Demonstrate How to Move an element in response to a browser event

Remember event listeners? Turns out, we can use those to respond to an event and move the dodger.

Let's say we want to move the dodger to the left. First we have to figure out what code is used to identify the left arrow key. We could look it up, but we're programmers — let's explore!

document.addEventListener("keydown", function(e) {
  console.log(e.key);
});

Entering the above in our console, if we now click on the window (where the dodger is rendered) and press the left arrow key, we should see our console log ArrowLeft events. You can try it with other keys (Shift, Control, ArrowRight, etc.).

Let's start moving left then:

document.addEventListener("keydown", function(e) {
  if (e.key === "ArrowLeft") {
    let leftNumbers = dodger.style.left.replace("px", "");
    let left = parseInt(leftNumbers, 10);

    dodger.style.left = `${left - 1}px`;
  }
});

So what are we doing here? Well, if we catch a left arrow keydown, we move the dodger 1 pixel to the left. (We have to parse the pixels as integers and then convert them back to the pixel string.) Otherwise (if it's not a left arrow keydown), we do zilch. Try it out in the browser yourself!! (Be sure to refresh the page first)

But you'll notice that, even though we're currently going one pixel at a time, eventually our dodger will zoom (well, relatively speaking) right out of view.

How can we prevent this? Well, we want to check to see where the left edge of the dodger is, and we want to prevent it from going past the left edge of the black screen.

Demonstrate how to update an element's position on the page

It seems like it's time to break the dodger's movement out into a separate function. First, let's refresh the page and code with a blank slate.

Then let's grab the dodger again

let dodger = document.getElementById("dodger");

and work on that function:

function moveDodgerLeft() {
  let leftNumbers = dodger.style.left.replace("px", "");
  let left = parseInt(leftNumbers, 10);

  if (left > 0) {
    dodger.style.left = `${left - 1}px`;
  }
}

We're doing essentially the same as above, but we first ensure that the dodger's left edge has not gone past the left edge of its container. (Remember, position is relative to the container.)

Let's wire this up

document.addEventListener("keydown", function(e) {
  if (e.key === "ArrowLeft") {
    moveDodgerLeft();
  }
});

Now try moving the dodger past the left edge. No can do!

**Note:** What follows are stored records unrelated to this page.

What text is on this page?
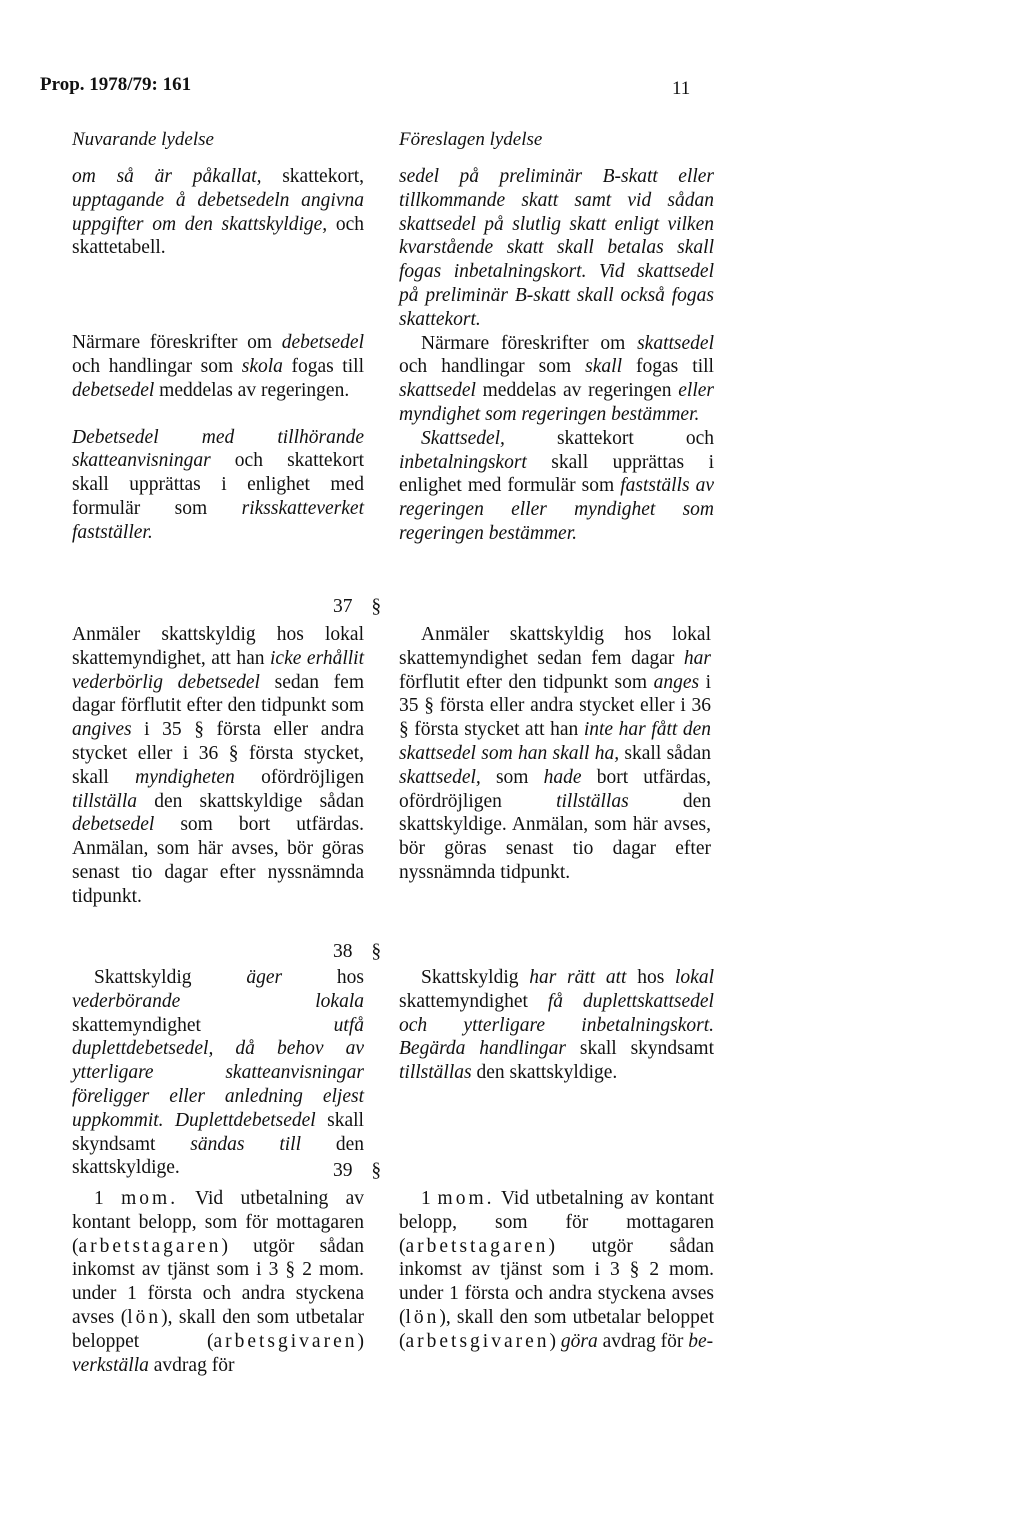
Prop. 1978/79: 161	11
Nuvarande lydelse	Föreslagen lydelse

om så är påkallat, skattekort, upptagande å debetsedeln angivna uppgifter om den skattskyldige, och skattetabell.

Närmare föreskrifter om debetsedel och handlingar som skola fogas till debetsedel meddelas av regeringen.

Debetsedel med tillhörande skatteanvisningar och skattekort skall upprättas i enlighet med formulär som riksskatteverket fastställer.

sedel på preliminär B-skatt eller tillkommande skatt samt vid sådan skattsedel på slutlig skatt enligt vilken kvarstående skatt skall betalas skall fogas inbetalningskort. Vid skattsedel på preliminär B-skatt skall också fogas skattekort.

Närmare föreskrifter om skattsedel och handlingar som skall fogas till skattsedel meddelas av regeringen eller myndighet som regeringen bestämmer.

Skattsedel, skattekort och inbetalningskort skall upprättas i enlighet med formulär som fastställs av regeringen eller myndighet som regeringen bestämmer.

37 §

Anmäler skattskyldig hos lokal skattemyndighet, att han icke erhållit vederbörlig debetsedel sedan fem dagar förflutit efter den tidpunkt som angives i 35 § första eller andra stycket eller i 36 § första stycket, skall myndigheten ofördröjligen tillställa den skattskyldige sådan debetsedel som bort utfärdas. Anmälan, som här avses, bör göras senast tio dagar efter nyssnämnda tidpunkt.

Anmäler skattskyldig hos lokal skattemyndighet sedan fem dagar har förflutit efter den tidpunkt som anges i 35 § första eller andra stycket eller i 36 § första stycket att han inte har fått den skattsedel som han skall ha, skall sådan skattsedel, som hade bort utfärdas, ofördröjligen tillställas den skattskyldige. Anmälan, som här avses, bör göras senast tio dagar efter nyssnämnda tidpunkt.

38 §

Skattskyldig äger hos vederbörande lokala skattemyndighet utfå duplettdebetsedel, då behov av ytterligare skatteanvisningar föreligger eller anledning eljest uppkommit. Duplettdebetsedel skall skyndsamt sändas till den skattskyldige.

Skattskyldig har rätt att hos lokal skattemyndighet få duplettskattsedel och ytterligare inbetalningskort. Begärda handlingar skall skyndsamt tillställas den skattskyldige.

39 §

1 mom. Vid utbetalning av kontant belopp, som för mottagaren (arbetstagaren) utgör sådan inkomst av tjänst som i 3 § 2 mom. under 1 första och andra styckena avses (lön), skall den som utbetalar beloppet (arbetsgivaren) verkställa avdrag för

1 mom. Vid utbetalning av kontant belopp, som för mottagaren (arbetstagaren) utgör sådan inkomst av tjänst som i 3 § 2 mom. under 1 första och andra styckena avses (lön), skall den som utbetalar beloppet (arbetsgivaren) göra avdrag för be-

We have not yet implemented moving the dodger to the right. Can you do it? With the code implemented from the code along, think about what needs to change to make a moveDodgerRight() function. We'll need another e.key in the event listener, and instead of moving the dodger ${left - 1}px, we'll be moving it ${left + 1}px.

Challenge: How can you prevent the dodger from escaping off the right-hand side? Perhaps there are certain restrictions you'd want to put in place.

Lab

Complete the work to get the tests to pass and then "try out" your application. Make sure the application works in the browser the way you expect. In professional applications, tests can't cover 100% of the use of the application. It's important to realize that "passing all the tests" is not the same as "a working application."

Be sure to do a human-level manual "play through" with your dodger to make sure your working code really works!

Passing the Tests is only part of the job

Conclusion

Events and event handling are vital to web programming. JavaScript allows for dynamic page rendering, and users can interact with the contents of the page in real time. With knowledge of these basic techniques, you'll become comfortable working with more complex interactions like those in video games that you may have played or seen before!